Nota de EU89.7
Video: Mientras duerme, ácaros se aparean en su rostro

Un nuevo video ha demostrado como estos diminutos seres llevan una vida tranquila entre los poros faciales de la mayoría de los adultos humanos.

Los ácaros, esos pequeños arácnidos conocidos por vivir en los colchones y zapatos deportivos, han conquistado más territorios de los que cree. Entre ellos, existe uno especialmente terrorífico: el rostro.

Así es, estos arácnidos similares a garrapatas y de tamaño microscópico conocidos como ‘ácaros de la cara‘, se amontonan felizmente en los diminutos mechones de cabello que alojamos en el rostro, aprovechando los aceites naturales que de ellos emanan.

Estos ácaros, del género Demodex, buscan activamente el sebo humano, del cual se alimentan. Duermen y se nutren durante el día en los folículos, mientras que durante la noche se arrastran sobre la superficie de la piel para aparearse.

Un nuevo video creado por KQED en San Francisco, Estados Unidos, ha demostrado como estos diminutos seres llevan una vida tranquila entre los poros faciales de la mayoría de los adultos humanos.

Son transparentes

De acuerdo con un artículo de NPR, estos pequeños insectos tienen ocho patas, son transparentes y microscópicos: cada uno de ellos mide aproximadamente 0.3 milímetros.

Los ácaros de la cara viven cerca de las raíces de los folículos del vello facial, tanto en hombres como en mujeres.

Hábitos inocentes que pueden afectar su salud

El aceite ceroso que excretan las glándulas ubicadas en nuestros poros funcionan para mantener la piel hidratada. El sebo, producido por estas glándulas, se ubica cerca de la parte inferior de los folículos pilosos.
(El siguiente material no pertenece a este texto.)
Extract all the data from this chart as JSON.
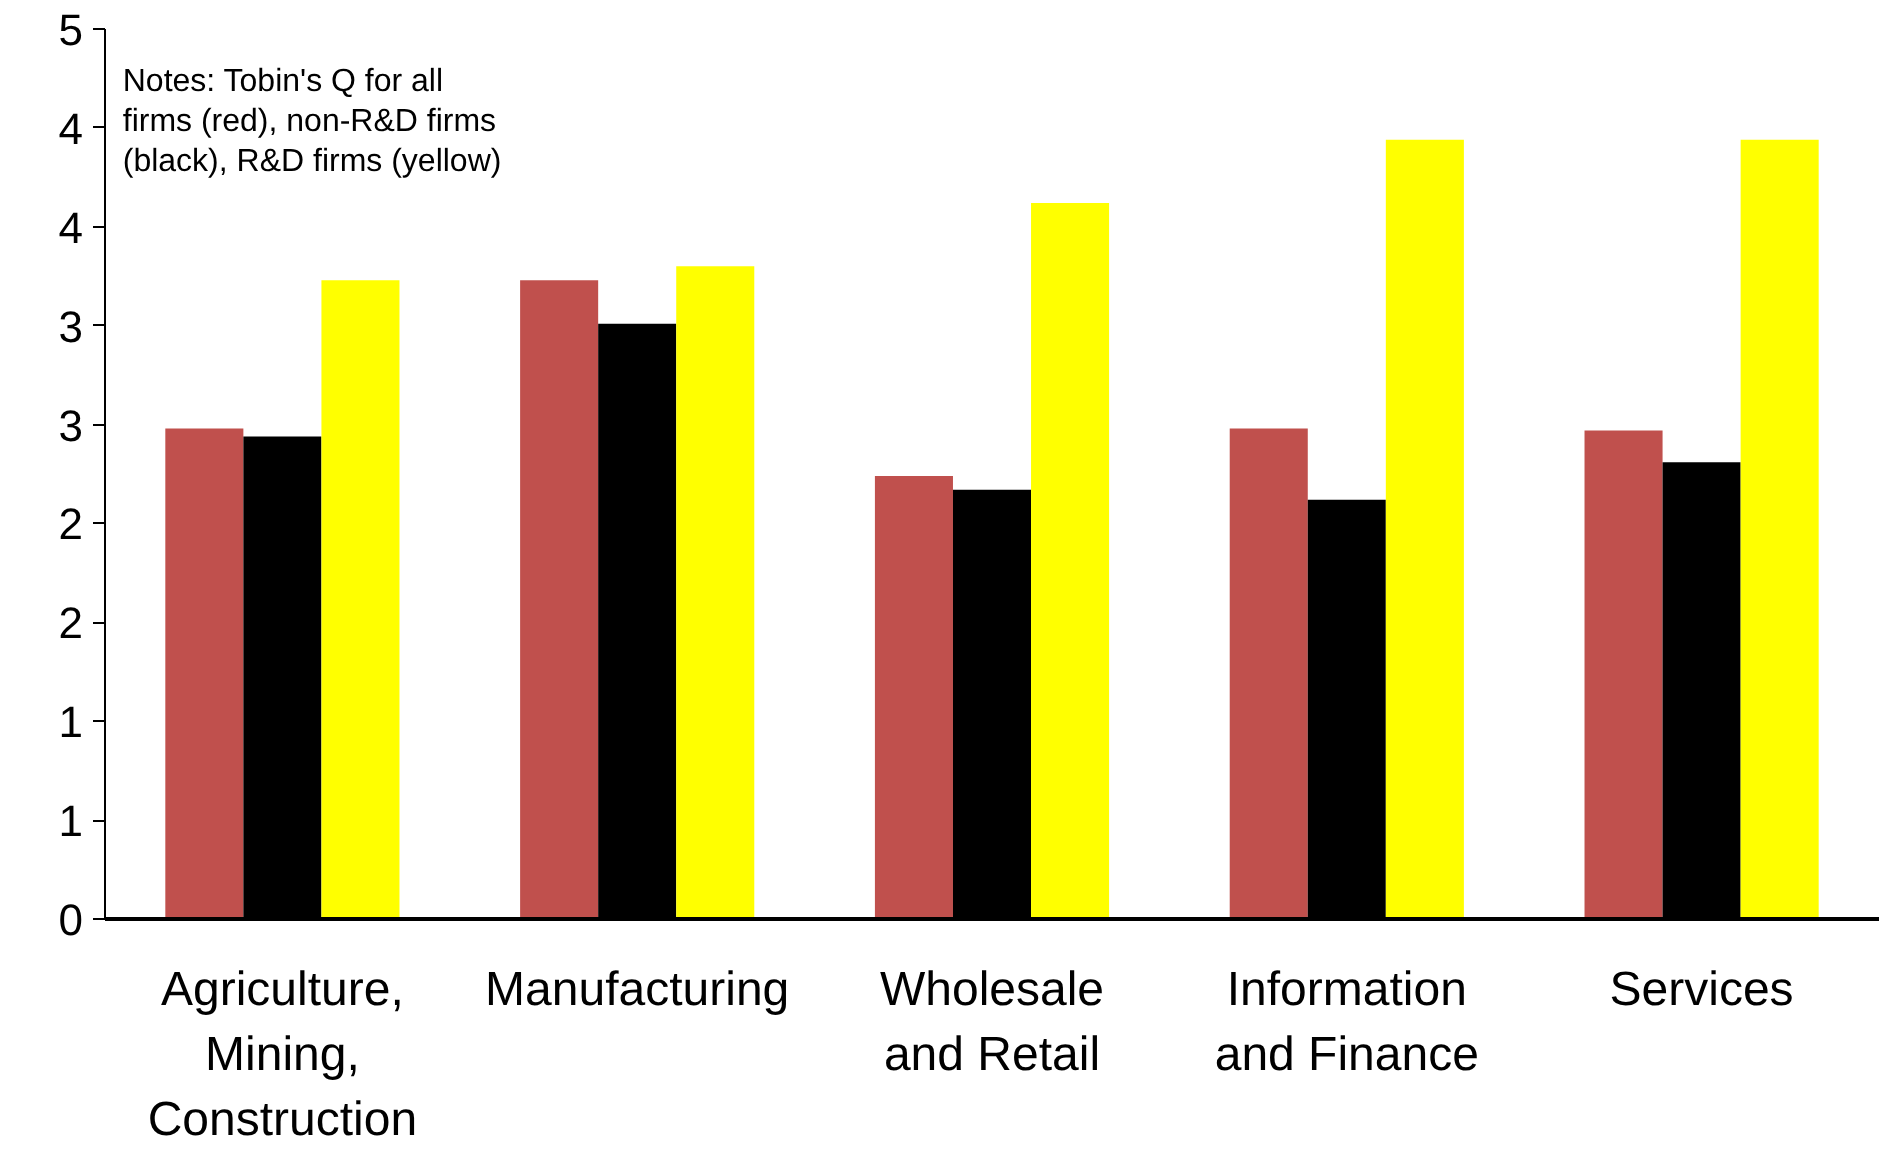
{
  "chart_data": {
    "type": "bar",
    "categories": [
      "Agriculture, Mining, Construction",
      "Manufacturing",
      "Wholesale and Retail",
      "Information and Finance",
      "Services"
    ],
    "series": [
      {
        "color": "#c0504d",
        "values": [
          2.48,
          3.23,
          2.24,
          2.48,
          2.47
        ]
      },
      {
        "color": "#000000",
        "values": [
          2.44,
          3.01,
          2.17,
          2.12,
          2.31
        ]
      },
      {
        "color": "#ffff00",
        "values": [
          3.23,
          3.3,
          3.62,
          3.94,
          3.94
        ]
      }
    ],
    "ylim": [
      0,
      4.5
    ],
    "yticks": [
      0,
      {
        "value": 0.5,
        "label": "1"
      },
      1,
      {
        "value": 1.5,
        "label": "2"
      },
      2,
      {
        "value": 2.5,
        "label": "3"
      },
      3,
      {
        "value": 3.5,
        "label": "4"
      },
      4,
      {
        "value": 4.5,
        "label": "5"
      }
    ],
    "annotations": [
      "Notes: Tobin's Q for all firms (red), non-R&D firms (black), R&D firms (yellow)"
    ],
    "grid": false
  }
}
Según un estudio publicado en 1992 por la revista Dermatología Clínica y Experimental, los folículos infestados pueden albergar media docena de ácaros a la vez, los cuales pueden vivir por hasta dos semanas.

Enfermedad

Cabe destacar que estos insectos no representan ninguna amenaza para los humanos, a menos de que se acumulen en cantidades realmente grandes, lo que puede conducir a una enfermedad llamada demodicosis o sarna demodéctica.

De acuerdo con Kanade Shinkai, dermatóloga de la Universidad de California en San Francisco, esta enfermedad es a menudo asociada con una disminución en la respuesta del sistema inmune del cuerpo y genera un brillo rojo o blanco en la piel.